Croatia: what's behind the bomb threats?
Croatia has faced a flood of bomb threats over the past week. Hospitals, shopping centres, editorial offices, airports, schools and kindergartens have had to be evacuated and searched more than 700 times – but in each case no explosives were found. The national press talks of a systematic attack on state and society.
Hybrid war posing as exam avoidance
The country is helpless in the face of these attacks, Telegram laments:
“It's a particularly sensitive time for schools, because the final big exams are underway. ... Missing lessons because of bomb threats is becoming increasingly problematic. ... And it is also slicing into working hours, and, at shopping centres, profits. Not to mention the extra work for the police and bomb difusal units. The sheer number of bomb threats indicates that we are not simply dealing with teenagers trying to avoid exams here. If this is a hybrid war, then Croatia is losing it right now.

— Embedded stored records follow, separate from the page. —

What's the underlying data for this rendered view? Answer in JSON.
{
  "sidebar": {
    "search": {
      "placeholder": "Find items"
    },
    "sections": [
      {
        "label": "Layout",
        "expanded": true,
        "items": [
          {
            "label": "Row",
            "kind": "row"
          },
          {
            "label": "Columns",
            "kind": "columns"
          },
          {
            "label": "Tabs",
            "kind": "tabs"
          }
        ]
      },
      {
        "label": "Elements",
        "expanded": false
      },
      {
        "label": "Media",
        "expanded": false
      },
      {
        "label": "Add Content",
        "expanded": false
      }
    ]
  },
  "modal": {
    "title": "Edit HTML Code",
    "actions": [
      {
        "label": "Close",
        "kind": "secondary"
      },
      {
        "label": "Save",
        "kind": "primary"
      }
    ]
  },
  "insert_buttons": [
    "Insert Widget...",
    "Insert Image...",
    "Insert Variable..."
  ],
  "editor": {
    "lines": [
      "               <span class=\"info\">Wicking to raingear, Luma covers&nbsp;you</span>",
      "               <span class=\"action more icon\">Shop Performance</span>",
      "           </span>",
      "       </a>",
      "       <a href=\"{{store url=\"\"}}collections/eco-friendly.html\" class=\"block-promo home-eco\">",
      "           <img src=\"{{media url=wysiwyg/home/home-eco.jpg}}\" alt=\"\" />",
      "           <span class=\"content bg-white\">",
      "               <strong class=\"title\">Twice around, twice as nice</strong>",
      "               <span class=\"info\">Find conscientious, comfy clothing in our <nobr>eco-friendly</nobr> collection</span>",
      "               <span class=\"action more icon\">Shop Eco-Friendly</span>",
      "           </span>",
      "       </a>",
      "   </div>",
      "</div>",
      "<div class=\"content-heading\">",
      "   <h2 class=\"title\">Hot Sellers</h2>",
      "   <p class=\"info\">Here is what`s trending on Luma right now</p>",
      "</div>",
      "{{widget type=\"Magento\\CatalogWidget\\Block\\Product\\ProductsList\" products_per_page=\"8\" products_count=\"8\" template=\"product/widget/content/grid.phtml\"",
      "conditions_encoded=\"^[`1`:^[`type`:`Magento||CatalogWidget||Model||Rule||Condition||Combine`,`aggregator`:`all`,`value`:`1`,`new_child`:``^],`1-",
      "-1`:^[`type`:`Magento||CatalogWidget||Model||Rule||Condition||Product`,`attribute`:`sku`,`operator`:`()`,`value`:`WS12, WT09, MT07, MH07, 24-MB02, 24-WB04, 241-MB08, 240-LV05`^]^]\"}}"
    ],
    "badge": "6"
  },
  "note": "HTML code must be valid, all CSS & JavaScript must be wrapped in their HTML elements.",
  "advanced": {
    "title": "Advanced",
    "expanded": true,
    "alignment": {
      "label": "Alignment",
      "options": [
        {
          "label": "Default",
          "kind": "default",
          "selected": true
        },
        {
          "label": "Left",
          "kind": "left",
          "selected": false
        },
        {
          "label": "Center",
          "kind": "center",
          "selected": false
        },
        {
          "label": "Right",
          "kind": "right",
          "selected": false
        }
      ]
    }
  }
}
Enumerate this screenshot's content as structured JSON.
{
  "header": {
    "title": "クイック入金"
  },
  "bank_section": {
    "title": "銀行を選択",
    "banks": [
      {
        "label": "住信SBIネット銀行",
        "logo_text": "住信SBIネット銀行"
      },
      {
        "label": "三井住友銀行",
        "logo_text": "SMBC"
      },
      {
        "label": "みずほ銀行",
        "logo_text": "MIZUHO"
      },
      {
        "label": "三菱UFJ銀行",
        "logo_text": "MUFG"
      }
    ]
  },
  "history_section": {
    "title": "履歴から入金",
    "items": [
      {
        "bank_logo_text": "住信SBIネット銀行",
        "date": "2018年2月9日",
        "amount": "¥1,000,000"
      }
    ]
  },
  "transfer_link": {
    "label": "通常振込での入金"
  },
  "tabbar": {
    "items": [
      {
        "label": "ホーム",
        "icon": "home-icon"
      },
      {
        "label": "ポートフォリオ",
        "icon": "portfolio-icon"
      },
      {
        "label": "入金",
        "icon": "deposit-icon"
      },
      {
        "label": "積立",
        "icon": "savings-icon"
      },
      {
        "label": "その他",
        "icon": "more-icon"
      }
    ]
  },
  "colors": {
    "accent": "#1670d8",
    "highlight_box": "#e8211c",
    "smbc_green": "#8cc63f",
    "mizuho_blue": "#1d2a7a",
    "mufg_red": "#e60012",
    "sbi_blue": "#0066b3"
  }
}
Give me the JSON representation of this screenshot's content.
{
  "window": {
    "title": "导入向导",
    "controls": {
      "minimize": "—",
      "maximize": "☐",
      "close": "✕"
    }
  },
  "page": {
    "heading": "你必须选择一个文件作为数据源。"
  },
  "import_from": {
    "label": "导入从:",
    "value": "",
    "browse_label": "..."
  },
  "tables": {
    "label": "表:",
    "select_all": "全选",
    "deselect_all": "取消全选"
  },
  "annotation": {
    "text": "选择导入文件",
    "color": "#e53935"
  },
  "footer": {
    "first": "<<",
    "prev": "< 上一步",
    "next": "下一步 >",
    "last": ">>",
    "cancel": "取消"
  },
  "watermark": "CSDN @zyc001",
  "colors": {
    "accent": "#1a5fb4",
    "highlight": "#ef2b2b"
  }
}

Big time.”
System intact but crippled
Croatia is suffering very real damage, Večernji list observes:
“It is becoming increasingly likely that this is an organised hybrid attack rather than some mentally disturbed individual. ... What we are seeing is a combination of digital tools with psychological and social repercussions. Although no technical damage is being done to the systems, the threats are having a very real impact: evacuations, interrupted school lessons, a growing sense of insecurity – similar to the effect a 'normal' cyberattack can have on society. But here the system is not technically collapsing but rather being overloaded to the point of paralysis.”